Third, as NHIS 2008 data were collected within two years of the introduction of HPV vaccine, older members of the cohort under study never had the opportunity to vaccinate as adolescents. Therefore, we do not expect our results to generalize to the HPV vaccination behavior of future groups of young adult women. Future research should monitor whether the patterns of use we observe continue as the vaccine has been on the market for a more extended period. In addition, as data become available, vaccine dose completion rates should be examined to identify factors that promote and/or impede completion. Current estimates of dose completion likely underestimate true completion rates, as insufficient time has elapsed for many of the respondents to have received second and third doses of the vaccine.

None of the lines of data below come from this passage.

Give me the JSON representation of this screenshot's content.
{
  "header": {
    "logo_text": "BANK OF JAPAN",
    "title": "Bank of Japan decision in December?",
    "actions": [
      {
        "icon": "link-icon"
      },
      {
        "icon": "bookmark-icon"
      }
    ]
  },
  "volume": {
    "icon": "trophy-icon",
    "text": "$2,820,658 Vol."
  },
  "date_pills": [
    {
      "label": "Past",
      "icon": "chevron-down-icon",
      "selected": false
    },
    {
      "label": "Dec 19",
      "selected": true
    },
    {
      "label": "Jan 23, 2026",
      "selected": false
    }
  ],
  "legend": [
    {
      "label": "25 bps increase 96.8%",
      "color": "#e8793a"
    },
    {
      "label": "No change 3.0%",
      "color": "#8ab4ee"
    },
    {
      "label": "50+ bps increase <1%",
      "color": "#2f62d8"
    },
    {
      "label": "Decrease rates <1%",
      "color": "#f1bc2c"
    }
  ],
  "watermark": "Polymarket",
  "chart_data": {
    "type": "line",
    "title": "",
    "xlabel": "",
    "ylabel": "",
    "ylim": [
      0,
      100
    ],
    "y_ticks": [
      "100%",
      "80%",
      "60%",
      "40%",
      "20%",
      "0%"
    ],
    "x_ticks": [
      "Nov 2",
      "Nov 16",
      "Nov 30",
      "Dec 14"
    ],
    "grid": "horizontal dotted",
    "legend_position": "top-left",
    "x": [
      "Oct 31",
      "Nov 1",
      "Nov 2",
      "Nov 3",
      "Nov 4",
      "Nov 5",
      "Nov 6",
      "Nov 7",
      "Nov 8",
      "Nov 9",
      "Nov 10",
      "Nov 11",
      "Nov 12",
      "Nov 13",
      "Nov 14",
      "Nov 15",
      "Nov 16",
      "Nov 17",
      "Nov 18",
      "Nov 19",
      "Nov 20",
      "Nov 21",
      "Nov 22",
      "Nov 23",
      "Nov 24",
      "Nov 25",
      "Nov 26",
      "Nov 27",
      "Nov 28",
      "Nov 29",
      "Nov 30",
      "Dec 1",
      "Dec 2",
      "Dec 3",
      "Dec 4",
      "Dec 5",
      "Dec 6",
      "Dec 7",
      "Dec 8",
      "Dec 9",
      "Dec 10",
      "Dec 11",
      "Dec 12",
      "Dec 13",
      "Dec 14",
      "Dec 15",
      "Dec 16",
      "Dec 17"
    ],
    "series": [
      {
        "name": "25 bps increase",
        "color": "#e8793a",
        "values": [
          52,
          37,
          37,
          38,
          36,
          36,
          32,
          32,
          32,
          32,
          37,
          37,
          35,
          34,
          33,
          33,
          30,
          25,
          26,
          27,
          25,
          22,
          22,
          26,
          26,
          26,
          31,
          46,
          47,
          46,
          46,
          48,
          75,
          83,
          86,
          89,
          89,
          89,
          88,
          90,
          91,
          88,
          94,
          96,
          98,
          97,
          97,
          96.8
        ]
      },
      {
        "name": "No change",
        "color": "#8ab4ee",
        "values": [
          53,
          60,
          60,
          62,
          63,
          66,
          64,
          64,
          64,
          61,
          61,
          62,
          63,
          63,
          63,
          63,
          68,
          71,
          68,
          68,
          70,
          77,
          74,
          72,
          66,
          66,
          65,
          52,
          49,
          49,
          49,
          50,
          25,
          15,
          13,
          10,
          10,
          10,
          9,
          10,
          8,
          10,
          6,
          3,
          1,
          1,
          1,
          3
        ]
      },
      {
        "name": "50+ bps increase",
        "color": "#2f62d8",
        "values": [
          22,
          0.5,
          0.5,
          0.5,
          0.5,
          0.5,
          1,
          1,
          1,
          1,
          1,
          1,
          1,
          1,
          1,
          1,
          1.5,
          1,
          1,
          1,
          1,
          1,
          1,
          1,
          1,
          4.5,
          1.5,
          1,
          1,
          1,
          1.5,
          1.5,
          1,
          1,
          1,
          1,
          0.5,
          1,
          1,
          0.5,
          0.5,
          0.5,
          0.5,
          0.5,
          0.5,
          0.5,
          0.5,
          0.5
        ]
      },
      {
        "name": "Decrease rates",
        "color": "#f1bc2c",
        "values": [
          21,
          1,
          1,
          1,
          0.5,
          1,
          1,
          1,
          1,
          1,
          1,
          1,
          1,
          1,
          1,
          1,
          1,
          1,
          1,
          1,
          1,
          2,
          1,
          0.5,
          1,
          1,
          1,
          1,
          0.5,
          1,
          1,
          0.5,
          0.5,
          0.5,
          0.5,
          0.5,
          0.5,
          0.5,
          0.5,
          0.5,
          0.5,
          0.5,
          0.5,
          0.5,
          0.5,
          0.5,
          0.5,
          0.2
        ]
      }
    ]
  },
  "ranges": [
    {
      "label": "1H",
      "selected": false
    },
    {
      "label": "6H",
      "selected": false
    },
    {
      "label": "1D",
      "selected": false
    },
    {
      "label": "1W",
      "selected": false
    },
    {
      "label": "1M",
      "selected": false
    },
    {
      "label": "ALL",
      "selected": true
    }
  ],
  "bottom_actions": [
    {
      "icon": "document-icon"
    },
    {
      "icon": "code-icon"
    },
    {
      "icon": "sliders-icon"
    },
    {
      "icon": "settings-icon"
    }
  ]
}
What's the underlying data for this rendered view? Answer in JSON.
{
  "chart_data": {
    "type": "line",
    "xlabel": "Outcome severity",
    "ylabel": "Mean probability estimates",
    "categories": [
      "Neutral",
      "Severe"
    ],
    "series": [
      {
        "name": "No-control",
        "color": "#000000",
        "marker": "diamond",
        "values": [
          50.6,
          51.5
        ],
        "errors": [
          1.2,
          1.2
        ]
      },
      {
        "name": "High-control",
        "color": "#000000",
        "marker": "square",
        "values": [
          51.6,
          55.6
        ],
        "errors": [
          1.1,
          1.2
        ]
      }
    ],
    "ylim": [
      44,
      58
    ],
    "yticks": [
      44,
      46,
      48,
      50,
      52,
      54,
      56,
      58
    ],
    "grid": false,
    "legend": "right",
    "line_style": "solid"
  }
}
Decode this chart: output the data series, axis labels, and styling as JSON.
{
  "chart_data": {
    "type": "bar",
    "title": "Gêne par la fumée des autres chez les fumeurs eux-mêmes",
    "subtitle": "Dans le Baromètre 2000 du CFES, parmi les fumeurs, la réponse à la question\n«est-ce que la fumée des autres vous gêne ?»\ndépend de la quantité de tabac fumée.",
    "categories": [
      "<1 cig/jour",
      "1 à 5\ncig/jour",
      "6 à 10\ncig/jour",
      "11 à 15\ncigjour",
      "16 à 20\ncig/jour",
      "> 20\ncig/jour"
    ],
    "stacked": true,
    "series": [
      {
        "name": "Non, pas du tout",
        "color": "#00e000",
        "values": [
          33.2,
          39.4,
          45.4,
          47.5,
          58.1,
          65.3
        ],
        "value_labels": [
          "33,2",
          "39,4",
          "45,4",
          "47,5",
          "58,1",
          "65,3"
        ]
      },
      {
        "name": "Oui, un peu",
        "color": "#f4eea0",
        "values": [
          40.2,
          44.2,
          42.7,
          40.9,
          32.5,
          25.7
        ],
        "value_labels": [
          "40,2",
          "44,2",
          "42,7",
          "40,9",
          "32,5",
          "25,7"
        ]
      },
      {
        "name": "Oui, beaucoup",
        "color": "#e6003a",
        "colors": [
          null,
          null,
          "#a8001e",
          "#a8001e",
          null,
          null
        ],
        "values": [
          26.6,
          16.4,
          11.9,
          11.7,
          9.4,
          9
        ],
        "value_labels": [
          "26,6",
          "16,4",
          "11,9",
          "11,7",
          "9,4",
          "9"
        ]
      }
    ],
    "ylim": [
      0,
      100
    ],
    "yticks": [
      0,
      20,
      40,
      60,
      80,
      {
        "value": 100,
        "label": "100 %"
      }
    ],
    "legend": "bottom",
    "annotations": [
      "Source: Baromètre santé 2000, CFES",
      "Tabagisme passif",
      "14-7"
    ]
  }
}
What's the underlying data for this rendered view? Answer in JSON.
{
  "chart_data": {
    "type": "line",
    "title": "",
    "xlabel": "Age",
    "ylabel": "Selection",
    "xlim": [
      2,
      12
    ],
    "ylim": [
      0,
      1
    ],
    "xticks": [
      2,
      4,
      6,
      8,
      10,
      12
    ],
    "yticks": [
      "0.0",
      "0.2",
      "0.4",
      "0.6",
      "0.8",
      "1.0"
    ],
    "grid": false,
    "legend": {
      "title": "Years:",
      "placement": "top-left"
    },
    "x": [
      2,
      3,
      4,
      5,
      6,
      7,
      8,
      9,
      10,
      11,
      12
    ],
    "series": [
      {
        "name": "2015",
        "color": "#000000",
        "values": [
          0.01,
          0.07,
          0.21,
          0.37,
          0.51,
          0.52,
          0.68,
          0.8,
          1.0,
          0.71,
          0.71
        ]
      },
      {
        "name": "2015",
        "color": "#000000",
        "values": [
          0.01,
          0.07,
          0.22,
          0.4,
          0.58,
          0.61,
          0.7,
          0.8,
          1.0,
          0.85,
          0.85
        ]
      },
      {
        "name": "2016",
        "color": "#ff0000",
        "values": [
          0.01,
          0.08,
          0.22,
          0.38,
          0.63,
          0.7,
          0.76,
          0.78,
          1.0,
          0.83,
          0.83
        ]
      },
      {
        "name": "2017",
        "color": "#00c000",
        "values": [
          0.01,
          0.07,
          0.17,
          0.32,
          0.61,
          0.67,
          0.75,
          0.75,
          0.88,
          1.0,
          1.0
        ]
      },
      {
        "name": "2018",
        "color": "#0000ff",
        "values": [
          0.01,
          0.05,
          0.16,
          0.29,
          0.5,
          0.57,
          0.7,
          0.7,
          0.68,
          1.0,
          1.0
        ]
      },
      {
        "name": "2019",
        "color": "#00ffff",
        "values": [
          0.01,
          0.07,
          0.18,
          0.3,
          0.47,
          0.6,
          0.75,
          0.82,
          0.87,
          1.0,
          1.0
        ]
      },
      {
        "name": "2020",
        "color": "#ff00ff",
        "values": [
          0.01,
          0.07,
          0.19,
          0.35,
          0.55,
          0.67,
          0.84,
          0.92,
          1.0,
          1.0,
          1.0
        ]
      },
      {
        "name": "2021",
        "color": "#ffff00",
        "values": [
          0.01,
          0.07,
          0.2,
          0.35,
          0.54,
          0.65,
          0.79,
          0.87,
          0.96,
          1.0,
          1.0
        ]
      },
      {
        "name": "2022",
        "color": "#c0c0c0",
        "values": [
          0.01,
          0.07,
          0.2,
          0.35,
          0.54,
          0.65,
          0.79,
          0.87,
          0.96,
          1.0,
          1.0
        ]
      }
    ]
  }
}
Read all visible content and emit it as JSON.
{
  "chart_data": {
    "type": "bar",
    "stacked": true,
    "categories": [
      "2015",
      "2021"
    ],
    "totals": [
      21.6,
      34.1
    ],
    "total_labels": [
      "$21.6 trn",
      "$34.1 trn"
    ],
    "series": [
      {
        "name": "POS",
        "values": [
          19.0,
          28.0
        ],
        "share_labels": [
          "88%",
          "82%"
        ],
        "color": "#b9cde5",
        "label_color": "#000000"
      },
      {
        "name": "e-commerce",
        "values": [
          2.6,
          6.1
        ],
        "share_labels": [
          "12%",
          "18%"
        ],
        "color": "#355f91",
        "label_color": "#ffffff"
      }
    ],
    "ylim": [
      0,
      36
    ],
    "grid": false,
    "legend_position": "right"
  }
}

HPV vaccine coverage among young adult women was low in 2008, and was largely driven by high rates of vaccination among 18 to 20 year olds, who may have been vaccinated as minors. Catch-up was higher among insured than uninsured young adult women. As uninsured women are at greater risk of cervical cancer morbidity and mortality, they should be a high priority for catch-up vaccination. Coordinated public vaccine financing programs like Vaccines for Children seem to be effective at promoting vaccine coverage among uninsured adolescents, and may have potential for expanding catch-up vaccination among young adult women who stand to benefit the most from HPV vaccines.